Hypertension is commonly seen in the perioperative setting as well as the intensive care unit (ICU). There are many agents to lower blood pressure with different mechanisms of action. One of the most potent vasodilators is sodium nitroprusside, which causes arteriolar and venous smooth muscle relaxation via nitric oxide-mediated mechanisms. It has a rapid onset and relatively short duration of action, making it a readily titratable agent. However, its dose must be limited because of its potential toxic side effects.

Toxicity from sodium nitroprusside is due to the cyanide groups released from metabolism of the nitroprusside molecule. After gaining an electron from the iron moiety of hemoglobin, the sodium nitroprusside produces an unstable radical and methemoglobin. The unstable nitroprusside radical produces five cyanide ions, which can have one of three fates. They can interact with methemoglobin to produce cyanomethemoglobin. They can produce thiosulfate and its end product thiocyanate. Additionally, cyanide ions can bind cytochrome oxidase and ultimately inhibit oxidative metabolism, leading to cyanide toxicity. Organs most susceptible to the effects of loss of oxidative metabolism are the heart and brain.

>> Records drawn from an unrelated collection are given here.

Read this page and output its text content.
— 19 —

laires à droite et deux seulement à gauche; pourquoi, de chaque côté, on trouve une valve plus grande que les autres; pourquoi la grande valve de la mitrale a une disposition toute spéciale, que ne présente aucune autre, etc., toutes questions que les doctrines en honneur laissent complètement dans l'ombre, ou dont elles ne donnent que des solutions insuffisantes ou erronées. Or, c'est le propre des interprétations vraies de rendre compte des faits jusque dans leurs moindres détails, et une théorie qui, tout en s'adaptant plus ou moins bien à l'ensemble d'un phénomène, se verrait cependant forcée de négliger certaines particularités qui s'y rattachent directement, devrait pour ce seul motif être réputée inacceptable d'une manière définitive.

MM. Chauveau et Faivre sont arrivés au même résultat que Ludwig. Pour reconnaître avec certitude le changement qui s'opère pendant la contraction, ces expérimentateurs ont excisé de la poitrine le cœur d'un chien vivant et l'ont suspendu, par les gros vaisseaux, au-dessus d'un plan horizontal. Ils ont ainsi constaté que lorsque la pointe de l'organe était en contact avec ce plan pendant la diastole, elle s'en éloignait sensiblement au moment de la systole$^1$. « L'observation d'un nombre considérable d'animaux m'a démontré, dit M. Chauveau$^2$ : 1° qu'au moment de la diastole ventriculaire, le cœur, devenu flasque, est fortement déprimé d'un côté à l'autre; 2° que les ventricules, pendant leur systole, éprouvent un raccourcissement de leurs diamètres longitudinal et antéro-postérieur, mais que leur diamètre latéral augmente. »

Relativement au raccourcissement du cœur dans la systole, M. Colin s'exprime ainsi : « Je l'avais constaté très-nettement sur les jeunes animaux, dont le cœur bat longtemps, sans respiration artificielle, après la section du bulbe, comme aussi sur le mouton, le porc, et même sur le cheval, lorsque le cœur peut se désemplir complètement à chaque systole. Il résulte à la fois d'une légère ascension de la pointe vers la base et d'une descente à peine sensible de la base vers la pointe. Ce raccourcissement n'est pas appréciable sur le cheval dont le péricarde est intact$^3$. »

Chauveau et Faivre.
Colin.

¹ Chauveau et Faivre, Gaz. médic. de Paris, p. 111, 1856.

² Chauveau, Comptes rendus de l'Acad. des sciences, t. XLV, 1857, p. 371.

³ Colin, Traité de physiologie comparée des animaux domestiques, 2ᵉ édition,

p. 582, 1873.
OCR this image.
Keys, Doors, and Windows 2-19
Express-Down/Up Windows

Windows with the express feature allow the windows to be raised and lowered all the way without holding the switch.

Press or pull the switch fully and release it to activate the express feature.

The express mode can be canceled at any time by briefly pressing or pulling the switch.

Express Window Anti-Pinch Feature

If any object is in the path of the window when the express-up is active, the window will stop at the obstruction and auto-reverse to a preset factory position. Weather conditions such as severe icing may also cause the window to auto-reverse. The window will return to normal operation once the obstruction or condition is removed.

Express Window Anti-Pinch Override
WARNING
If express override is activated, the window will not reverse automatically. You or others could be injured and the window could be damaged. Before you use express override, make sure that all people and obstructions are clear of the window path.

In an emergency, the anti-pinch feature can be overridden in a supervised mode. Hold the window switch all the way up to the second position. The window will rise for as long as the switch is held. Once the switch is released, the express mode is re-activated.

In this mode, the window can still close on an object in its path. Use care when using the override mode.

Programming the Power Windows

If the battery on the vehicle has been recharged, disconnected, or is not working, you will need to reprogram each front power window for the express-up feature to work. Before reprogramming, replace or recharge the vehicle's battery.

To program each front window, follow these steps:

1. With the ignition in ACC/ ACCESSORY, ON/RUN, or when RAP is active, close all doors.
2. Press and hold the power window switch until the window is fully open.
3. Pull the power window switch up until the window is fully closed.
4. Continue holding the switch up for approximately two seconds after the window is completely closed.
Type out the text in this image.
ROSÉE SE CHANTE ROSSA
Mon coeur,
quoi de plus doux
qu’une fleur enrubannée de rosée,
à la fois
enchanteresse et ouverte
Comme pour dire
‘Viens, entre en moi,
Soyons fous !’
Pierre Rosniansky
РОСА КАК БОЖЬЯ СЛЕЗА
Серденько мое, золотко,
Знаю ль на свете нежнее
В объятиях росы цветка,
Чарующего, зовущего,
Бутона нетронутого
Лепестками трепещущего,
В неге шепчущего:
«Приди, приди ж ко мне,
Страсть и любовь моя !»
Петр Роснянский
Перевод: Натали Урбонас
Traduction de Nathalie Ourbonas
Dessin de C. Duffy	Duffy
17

Clinically, patients with cyanide toxicity may exhibit altered mental status, cardiovascular instability, and an anion gap metabolic acidosis. Initially, patients may present with sinus tachycardia that may progress to sinus bradycardia or ventricular dysrhythmias and even asystole. Patients begin to have restlessness and agitation when the central nervous system is affected. With worsening toxicity, convulsions may occur and can ultimately lead to encephalopathy and coma. With loss of aerobic metabolism there is an increase in lactate, leading to an anion gap metabolic acidosis.